Вскакивает он при первом дребезжании будильника и старается поскорей его прихлопнуть, но жена обычно все-таки вскидывается, и Львов, смущенно поймав на себе ее бессмысленный спросонья взгляд, тихонько встает и, неся тапочки в руках, прокрадывается через проходную комнату, где спят дочь с зятем, на кухню. Там он наскоро пьет растворимый кофе с овсяным печеньем, одевается и, тихонько щелкнув замком, покидает квартиру. На улице светло от фонарей. Львов, определив корзинку на сгиб локтя, быстрым шагом идет к платформе, что в двадцати минутах ходьбы от дома. Холодно, изо рта вьется парок: все-таки конец августа.

На станции, несмотря на ранний час, оживленно: толпятся люди, одетые с той же, что и Львов, страннической простотой и с обязательными корзинами в руках. Они высматривают мелькающий свет желанной электрички. Львов покупает билет до Ступино, второпях забывает сдачу, суетливо возвращается и едва успевает влезть в смыкающиеся с шипением двери. Мест свободных много, он садится к окну и, прислонившись к прохладному стеклу, – едет. Через некоторое время ему начинает казаться, будто поезд – это бур, пробивающийся сквозь огромный твердый кристалл, темный с краев, но становящийся все светлей и прозрачней к сердцевине, в которой, очевидно, и прячется нерастраченное утреннее солнце.
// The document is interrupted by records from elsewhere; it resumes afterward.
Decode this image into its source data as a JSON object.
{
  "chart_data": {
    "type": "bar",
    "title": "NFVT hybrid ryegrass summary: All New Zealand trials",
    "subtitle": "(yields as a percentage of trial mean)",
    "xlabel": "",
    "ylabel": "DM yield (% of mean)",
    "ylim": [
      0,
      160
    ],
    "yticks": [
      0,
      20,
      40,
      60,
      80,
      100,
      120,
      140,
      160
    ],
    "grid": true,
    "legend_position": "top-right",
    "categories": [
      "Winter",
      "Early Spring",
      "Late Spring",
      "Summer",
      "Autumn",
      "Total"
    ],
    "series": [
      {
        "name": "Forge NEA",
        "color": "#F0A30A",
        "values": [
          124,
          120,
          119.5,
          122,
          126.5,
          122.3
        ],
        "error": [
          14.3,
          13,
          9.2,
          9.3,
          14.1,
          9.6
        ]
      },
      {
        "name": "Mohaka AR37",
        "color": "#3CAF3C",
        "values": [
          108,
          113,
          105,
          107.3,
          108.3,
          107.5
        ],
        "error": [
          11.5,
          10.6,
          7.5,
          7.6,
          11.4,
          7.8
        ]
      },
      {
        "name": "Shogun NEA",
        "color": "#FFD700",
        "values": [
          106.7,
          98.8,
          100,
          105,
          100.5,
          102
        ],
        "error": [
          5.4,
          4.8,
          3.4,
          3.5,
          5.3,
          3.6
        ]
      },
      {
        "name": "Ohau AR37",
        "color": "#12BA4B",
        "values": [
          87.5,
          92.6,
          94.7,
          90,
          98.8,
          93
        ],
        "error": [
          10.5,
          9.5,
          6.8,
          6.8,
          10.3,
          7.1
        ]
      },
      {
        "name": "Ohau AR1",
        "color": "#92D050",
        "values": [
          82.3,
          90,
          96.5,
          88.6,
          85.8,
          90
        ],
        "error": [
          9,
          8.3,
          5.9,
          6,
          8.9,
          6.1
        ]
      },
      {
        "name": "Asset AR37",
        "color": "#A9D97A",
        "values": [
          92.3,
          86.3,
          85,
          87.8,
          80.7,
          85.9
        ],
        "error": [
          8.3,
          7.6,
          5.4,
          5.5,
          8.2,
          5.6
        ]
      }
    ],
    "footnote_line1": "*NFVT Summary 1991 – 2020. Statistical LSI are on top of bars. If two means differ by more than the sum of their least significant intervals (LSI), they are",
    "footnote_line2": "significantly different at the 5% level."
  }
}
На платформу Ступино выходит с десяток людей – в руках у них корзины, ведра, большие целлофановые пакеты. Львов с лукавым терпением опытного грибника дожидается, пока они скроются в деревьях, а потом по ведомой ему узкой тропке, обойдя поселок, углубляется в лес. Хотя солнце уже чуть привстало над горизонтом, вокруг еще сумеречно – листва и стволы кажутся сероватыми, точно в черно-белом фильме. Львову нравится утренний предосенний лес с влажным шуршанием листьев, запахом прели и птичьим безмолвием.

Прошагав минут двадцать и ощутив, как от росы брюки намокли до колен, он достигает наконец первой заветной полянки. Там, в мшистом треугольнике, между пожелтевшей березой и двумя елочками, его всегда ждет удача. Вот и теперь большой белый гриб на высокой ножке стоит вызывающе бесшабашно. Наверное, среди грибов, как и среди людей, тоже есть смельчаки, которые первыми поднимаются в атаку и, погибая, отводят опасность от других…

Срезав смельчака ножом, Львов внимательно оглядывается, даже приседает для лучшего обзора. Он никогда не уходит сразу, но тщательно обшаривает все вокруг, заглядывая под каждую еловую лапу, и, как правило, находит еще два-три трусливо затаившихся боровичка. «Храбрец умирает один раз, а трус тысячу!» – вслух бормочет он, обскребывая ножом землю с толстых ножек. Потом Львов идет глубже в лес, сверяясь с памятными приметами: оврагом, поросшим осинами, ельником, становящимся год от года все выше и гуще, огромным тракторным колесом, невесть откуда взявшимся в чащобе. Попутно он заглядывает в два-три места: на кочках подсохшего болотца собирает белесые подберезовики, в основном, правда, червивые, привычно подхватывает высыпавшие на просеку красноголовики с крапчатыми долгими ножками. А в маленьких квадратных овражках, оставшихся от военных землянок, Львов собирает чернушки. Их много, но они скрыты сухой листвой, поэтому искать их надо, ползая на коленях и разгребая руками душистые предосенние вороха с белыми мохеровыми нитями потревоженных грибниц.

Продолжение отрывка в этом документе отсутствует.